Ata de Reunião: Criptografia Básica e Introdução a Blockchain

Grupo de estudos em Direito, Tecnologia e Inovação - DTI

Data da reunião: 24/03/2020

Relatores: Augusto Tanure e Nathan Gallete Mota



A Criptografia


Não se pretende resumir os textos que devemos ler para as discussões de hoje, mas destacar alguns pontos. O primeiro ponto destes é a diferença entre criptografia o encriptografado. Naquela existem três partes: (1) o código, (2) a possibilidade de verificar a autenticidade da criptografia sem quebrar o código, (3) a possibilidade de identificar que o outro sabe a criptografia.


Segundo ponto. É interessante notar que a evolução tecnológica e dos modelos matemáticos implicou em grandes avanços na criptografia. Destaque, por exemplo, para a criação da primeira criptografia assimétrica, desenvolvida por Whitfield Diffie e Martin Hellman em 1976, em que foi solucionado o problema do compartilhamento das chaves. O algoritmo desenvolvido utiliza funções matemáticas que são fáceis de serem resolvidas em uma direção, porém o processo reverso é muito complexo. Esse modelo é muito relevante até os dias de hoje, principalmente para atestar autenticidade da mensagem, sendo o caso das assinaturas digitais.
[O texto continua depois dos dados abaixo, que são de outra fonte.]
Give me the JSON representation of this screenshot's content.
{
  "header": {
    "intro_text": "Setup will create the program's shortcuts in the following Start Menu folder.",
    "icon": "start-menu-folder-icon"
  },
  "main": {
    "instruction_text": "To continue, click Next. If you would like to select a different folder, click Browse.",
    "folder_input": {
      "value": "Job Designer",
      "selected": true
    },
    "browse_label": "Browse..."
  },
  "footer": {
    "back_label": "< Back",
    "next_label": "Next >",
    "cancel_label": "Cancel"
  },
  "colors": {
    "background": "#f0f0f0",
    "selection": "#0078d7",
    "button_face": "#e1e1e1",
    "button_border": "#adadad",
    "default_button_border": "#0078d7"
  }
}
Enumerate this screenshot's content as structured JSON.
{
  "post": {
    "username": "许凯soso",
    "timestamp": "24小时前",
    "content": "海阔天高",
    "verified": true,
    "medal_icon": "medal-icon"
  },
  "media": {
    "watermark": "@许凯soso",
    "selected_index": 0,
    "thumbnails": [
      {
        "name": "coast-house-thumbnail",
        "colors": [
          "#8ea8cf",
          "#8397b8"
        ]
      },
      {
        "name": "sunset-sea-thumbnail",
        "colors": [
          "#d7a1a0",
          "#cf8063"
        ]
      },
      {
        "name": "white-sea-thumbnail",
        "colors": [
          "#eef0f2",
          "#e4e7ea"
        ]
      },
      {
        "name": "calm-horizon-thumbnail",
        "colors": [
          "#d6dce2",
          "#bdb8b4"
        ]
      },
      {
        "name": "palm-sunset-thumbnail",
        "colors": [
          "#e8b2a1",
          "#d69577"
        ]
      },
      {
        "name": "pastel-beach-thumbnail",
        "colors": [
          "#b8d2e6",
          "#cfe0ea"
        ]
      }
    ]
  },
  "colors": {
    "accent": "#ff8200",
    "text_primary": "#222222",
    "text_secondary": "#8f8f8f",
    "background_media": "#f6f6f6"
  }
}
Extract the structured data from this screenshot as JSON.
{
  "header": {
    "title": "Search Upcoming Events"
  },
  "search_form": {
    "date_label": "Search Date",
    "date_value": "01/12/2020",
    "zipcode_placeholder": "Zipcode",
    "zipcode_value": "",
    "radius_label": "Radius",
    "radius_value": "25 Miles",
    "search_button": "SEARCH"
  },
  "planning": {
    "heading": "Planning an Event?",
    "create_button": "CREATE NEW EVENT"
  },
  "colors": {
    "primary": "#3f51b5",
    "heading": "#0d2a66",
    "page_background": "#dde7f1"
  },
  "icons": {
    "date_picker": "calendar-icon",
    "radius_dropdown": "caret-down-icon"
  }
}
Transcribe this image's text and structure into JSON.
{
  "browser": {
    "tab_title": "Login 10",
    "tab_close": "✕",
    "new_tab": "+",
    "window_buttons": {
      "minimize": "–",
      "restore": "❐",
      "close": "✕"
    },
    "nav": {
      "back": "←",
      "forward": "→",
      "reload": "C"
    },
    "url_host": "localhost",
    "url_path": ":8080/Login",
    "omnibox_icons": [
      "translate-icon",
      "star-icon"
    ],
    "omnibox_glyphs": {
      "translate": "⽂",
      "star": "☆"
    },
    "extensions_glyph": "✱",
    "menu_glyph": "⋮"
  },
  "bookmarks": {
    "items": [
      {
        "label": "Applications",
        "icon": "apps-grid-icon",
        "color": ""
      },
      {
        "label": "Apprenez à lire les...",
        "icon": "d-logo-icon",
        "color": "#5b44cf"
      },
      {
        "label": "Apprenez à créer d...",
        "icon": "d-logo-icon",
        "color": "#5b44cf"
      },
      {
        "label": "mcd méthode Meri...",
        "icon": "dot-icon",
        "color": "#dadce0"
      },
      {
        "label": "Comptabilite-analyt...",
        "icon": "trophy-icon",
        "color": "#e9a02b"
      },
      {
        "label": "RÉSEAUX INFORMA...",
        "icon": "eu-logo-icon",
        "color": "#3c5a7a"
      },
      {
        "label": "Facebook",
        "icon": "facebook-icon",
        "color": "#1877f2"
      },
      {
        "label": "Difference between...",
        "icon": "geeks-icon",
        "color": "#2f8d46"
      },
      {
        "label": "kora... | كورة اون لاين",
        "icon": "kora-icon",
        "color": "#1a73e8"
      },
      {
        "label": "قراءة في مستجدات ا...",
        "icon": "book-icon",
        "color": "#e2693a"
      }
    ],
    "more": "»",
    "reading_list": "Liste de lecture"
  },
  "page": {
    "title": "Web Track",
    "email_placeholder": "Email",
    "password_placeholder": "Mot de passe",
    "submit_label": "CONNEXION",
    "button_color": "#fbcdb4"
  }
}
Interessante que, no bitcoin, por exemplo, o código em si é o menos importante. Importa o controle e a confiança descentralizadas, a possibilidade de atestar a propriedade dos valores transacionados e a integridade da transação. Adicionaria ainda uma segunda característica, o anonimato quase absoluto permitido pela multiplicação exponencial.
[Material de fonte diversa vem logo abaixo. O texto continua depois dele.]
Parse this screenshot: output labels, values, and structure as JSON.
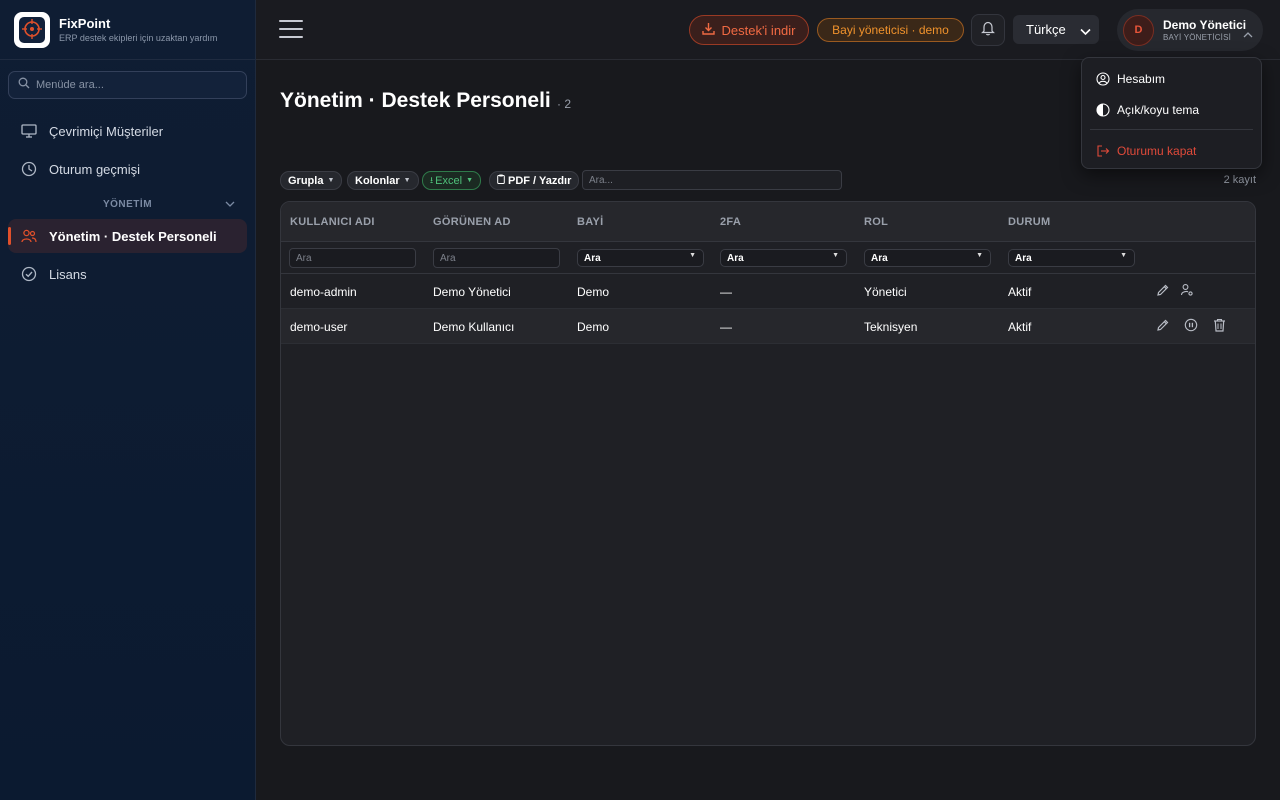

Como isso é possível? Cada carteira gera um número aleatório entre 1 e 2256 (na verdade, um pouquinho menos: o número é escolhido aleatoriamente entre 1 e 1158 * 1077 – 1). Esse número passa por uma multiplicação de curva elíptica, que, em resumo, é uma operação matemática muito fácil de se resolver, mas muito difícil de se reverter. Gera, assim, uma chave pública. Essa chave pública passa, por um processo de hashing, gerando assim o endereço bitcoin, que será utilizado nas operações. Em suma, toda carteira virtual tem uma chave privada e através de operações matemáticas praticamente irreversíveis – já que o processo para descobrir a chave privada original demoraria muito tempo – toda carteira virtual passa a ter uma chave pública e um endereço bitcoin.


O que interessa para nosso estudo, no entanto, é entender esse processo de criptografia assimétrica (baseado em duas chaves: pública e privada), assim como seu efeito. A existência de chaves diferentes permite que realizemos operações confiáveis sem quebrar o sigilo criptográfico. Permite, ainda, que as pessoas atestem que a operação é válida, sem quebrar o mesmo sigilo. Ao fim, permitem perceber que o bem transacionado realmente pertencia àquele que realizou a operação.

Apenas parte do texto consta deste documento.